Roethlisberger caused a stir with his comments after the Steelers selected Rudolph in the third round out of Oklahoma State last month — Bedlam for the Oklahoma alum, who reminds Rudolph at least once a day that he was 3-1 against the Cowboys — a year after they took Dobbs in the fourth round out of Tennessee.

But Jones is the one who should have been concerned about what their arrival meant to his standing with the Steelers, as his backup job is suddenly not so safe.

Jones sees the writing on the wall. He has learned to be not only deferential but self-deprecating, so he takes it in stride with comments that it's business as usual and that he's just happy the Steelers kept him around for a sixth season.

"That's no different since I've been in this league," Jones said. "To me, it's no different than when they brought Mike Vick in. It's just different in that it's a high draft pick."

It's new for Dobbs, who is still learning the system and has yet to play in an NFL regular-season game.

"There's no interesting dynamic. It's just the nature of the NFL," Dobbs said. "That's how this league works. You've got to come up, show up every single day, whether you're in the middle of the season or whether you're in OTAs.

"Every single year they're probably going to draft a quarterback, so you have to be ready to compete every day, show up and show off."

Well, show off as much as a quarterback can in helmets and shorts, without All-Pros like Bell in the backfield and Brown in the receiving corps. But every repetition counts, especially early in the backup quarterback competition.

"It's really invaluable, just to get those reps and take advantage of those opportunities," Dobbs said. "We know reps are hard to come by once you get into the season, so whenever you're able to take advantage of these opportunities, it's a game-like situation and I'm trying to be perfect out here. That's the goal."

Right now, the goal is to take advantage of every extra rep. Many of them are with the first-team offense but, even more important, against the first-team defense.

"It's super, super, super great for them to get those because they're not only practicing with us but they're practicing against a defense that's flying lights out, that's actually trying to get to them and intercept them," Steelers left guard Ramon Foster said. "They're trying to make them look like backups. If they have a few good days, it does nothing but boost their confidence."

Foster noted Jones has talked about wanting to be a backup in the mold of Nick Foles, who filled in for starter Carson Wentz and won MVP honors in leading the Philadelphia Eagles to their first Super Bowl win.

Jones maximized his opportunity Wednesday at UPMC Rooney Sports Complex by throwing a deep touchdown pass against the starters.

In other words, there are already signs the competition is bringing out the best in the Steelers' quarterbacks, even if the best of the Steelers quarterbacks isn't at OTAs.

"Their edge is a little bit different," Foster said. "They're catching on to it a little bit faster, and they recognize that this isn't a guarantee for them.

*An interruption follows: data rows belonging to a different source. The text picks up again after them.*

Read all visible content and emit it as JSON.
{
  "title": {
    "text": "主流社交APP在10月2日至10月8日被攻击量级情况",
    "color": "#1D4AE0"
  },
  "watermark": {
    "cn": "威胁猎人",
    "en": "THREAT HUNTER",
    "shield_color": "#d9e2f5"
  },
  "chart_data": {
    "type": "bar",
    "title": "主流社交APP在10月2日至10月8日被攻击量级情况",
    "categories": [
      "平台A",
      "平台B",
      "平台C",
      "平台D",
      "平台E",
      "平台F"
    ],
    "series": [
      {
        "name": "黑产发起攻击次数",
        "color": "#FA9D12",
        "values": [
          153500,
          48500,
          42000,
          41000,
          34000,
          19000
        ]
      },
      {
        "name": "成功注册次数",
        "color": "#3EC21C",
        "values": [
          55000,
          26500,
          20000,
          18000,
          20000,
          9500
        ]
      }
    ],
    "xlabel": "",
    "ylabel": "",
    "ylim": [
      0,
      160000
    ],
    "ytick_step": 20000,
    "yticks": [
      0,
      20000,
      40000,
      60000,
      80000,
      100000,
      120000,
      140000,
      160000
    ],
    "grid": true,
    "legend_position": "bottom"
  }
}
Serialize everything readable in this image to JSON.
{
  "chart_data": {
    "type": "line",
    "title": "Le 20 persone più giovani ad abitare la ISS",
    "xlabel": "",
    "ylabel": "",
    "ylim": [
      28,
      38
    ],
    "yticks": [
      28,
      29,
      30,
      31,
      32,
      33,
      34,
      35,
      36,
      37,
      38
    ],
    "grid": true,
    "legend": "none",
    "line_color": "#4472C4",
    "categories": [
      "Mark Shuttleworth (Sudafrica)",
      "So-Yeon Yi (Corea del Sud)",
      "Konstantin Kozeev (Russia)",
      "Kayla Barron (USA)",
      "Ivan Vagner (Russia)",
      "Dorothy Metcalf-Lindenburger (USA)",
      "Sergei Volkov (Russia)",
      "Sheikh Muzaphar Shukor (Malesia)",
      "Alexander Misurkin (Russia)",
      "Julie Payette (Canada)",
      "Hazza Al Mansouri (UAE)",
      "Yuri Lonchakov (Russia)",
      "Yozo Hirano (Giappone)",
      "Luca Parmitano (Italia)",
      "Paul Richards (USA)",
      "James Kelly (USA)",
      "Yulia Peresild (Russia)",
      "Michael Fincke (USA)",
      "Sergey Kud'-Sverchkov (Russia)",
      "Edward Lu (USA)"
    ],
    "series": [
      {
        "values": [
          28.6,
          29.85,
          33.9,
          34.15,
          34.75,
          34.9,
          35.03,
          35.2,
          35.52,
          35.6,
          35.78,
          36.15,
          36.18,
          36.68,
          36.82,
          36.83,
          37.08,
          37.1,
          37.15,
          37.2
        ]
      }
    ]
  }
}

"I don't know many rosters that have four quarterbacks, but you never know, they might decide to keep all of them."

No one is counting on that. Jones, Dobbs and Rudolph know they are here at each other's expense, a weird situation for a weird position.

This is their best shot to be seen and heard by the Steelers, especially considering Big Ben hasn't been since the first day of OTAs.